Sejumlah pertanyaan terus menghinggapi ratusan warga di tiga kecamatan Kabupaten Bandung yang dilintasi aliran Sungai Citarum dari arah hulu sungai di Gunung Wayang tersebut.

Kekhawatiran akan tidak mendapat berkah Sungai Citarum tersebut sangat jelas terlihat dari wajah Aki Sardi (75) warga Kamp. Cipalabuay, Desa Rancakasumba, Kecamatan Solokanjeruk, Kabupaten Bandung. Dirinya merasa khawatir, kalau keahliannya membuat bata merah yang selama ini dikenal sebagai sebutan bata merah sapan dan bata merah banting, tidak dapat lagi diteruskan anak, cucu serta kerabatnya.

"Ti ngawitan susukan Citarum dialihkeun ka lebak susukan Citarum nu heubeul tos paeh, tos teu aya nanaona. Ayeuna mah tinggal caritana wungkul Citarum nu ngagulidag caina ngirimkeun berkah lauk sareng leutak kanggo gadamel bata beureum. (Sejak aliran Sungai Citarum di sodet/diluruskan sungai yang dulu sudah mati, sudah tidak ada apa-apanya.

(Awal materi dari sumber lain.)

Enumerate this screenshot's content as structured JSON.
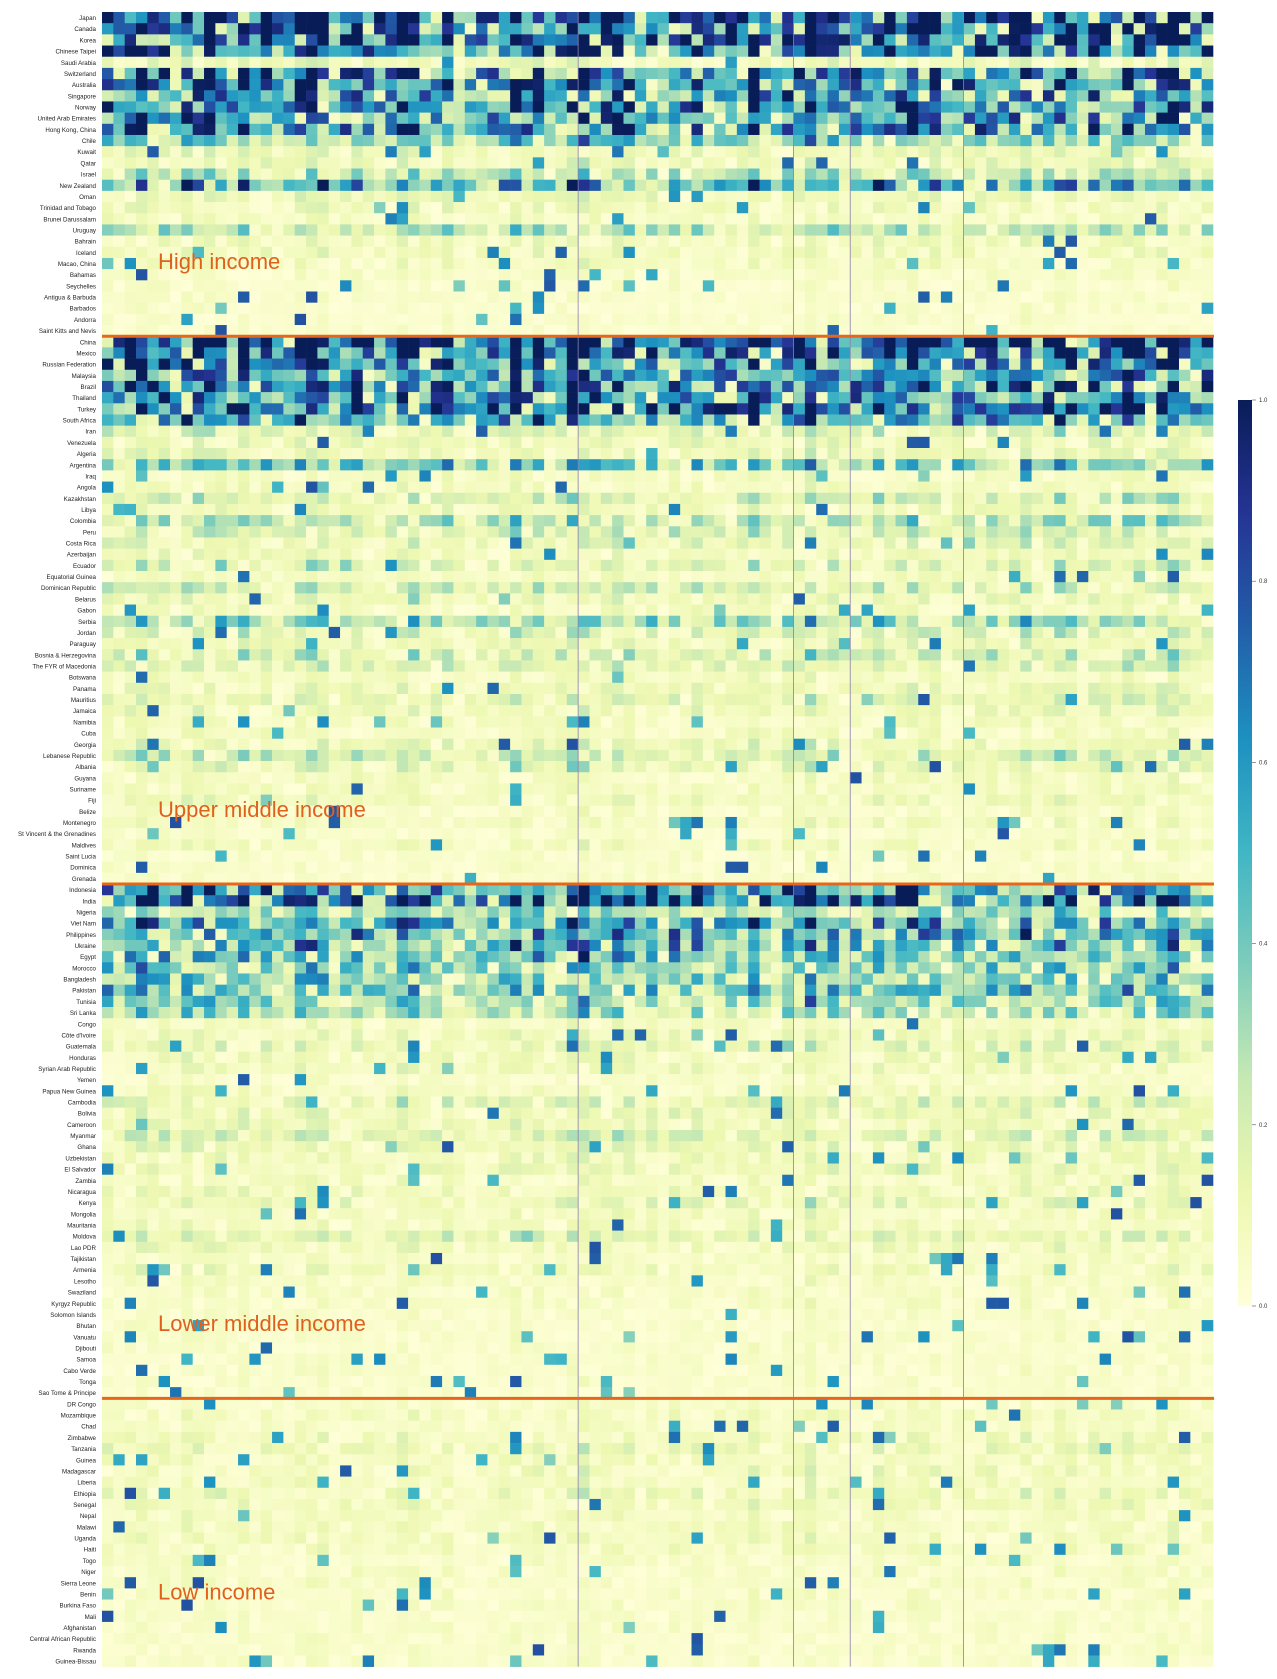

Sekarang hanya tinggal ceritanya saja Citarum dengan arus airnya yang besar mengirimkan berkah ikan dan lumpur untuk membuat bata merah.)," ujar Aki Sardi.

Memang, sejak dilakukan penyodetan Sungai Citarum yang melintasi Kecamatan Solokanjeruk, Bojongemas, Majalaya dan Sapan hingga Balendah dan Dayeuhkolot, Citarum lama benar-benar mati. Secara perlahan, air yang mengalir di sungai lama berangsur surut berwarna hijau karena tidak mengalir dan semakin menyempit karena di kedua sisinya mulai ditumbuhi ilalang. "Bahkan, banyak warga yang berebut untuk menanaminya dengan palawija," ujar Ceu Epon (37) warga Kamp. Citokek, Ds. Rancakasumba, Kec. Solokanjeruk.

Yang lebih menyakitkan, untuk mendapatkan lumpur Sungai Citarum yang dulu siapa kuat dia yang akan menikmati berkah Sungai Citarum, kini siapa yang punya modal maka dia akan terus mampu menafkahi keluarganya dan membuat dapur tetap ngebul.

"Iya ! Karena sekarang untuk mendapatkan lumpur tidak begitu saja, tetapi harus dibeli," ujarnya.

Untuk mendapatkan lumpur, mereka harus membeli dari orang projek yang tengah mengeruk Sungai Citarum antara Rp 10.000,00 hingga Rp 100.000,00. Kemudian, setelah mendapatkan tanah lumpur, mereka kembali harus mengeluarkan uang sebesar Rp 10.000,00 untuk ngaluluh (mengaduk tanah dengan bahan lainnya).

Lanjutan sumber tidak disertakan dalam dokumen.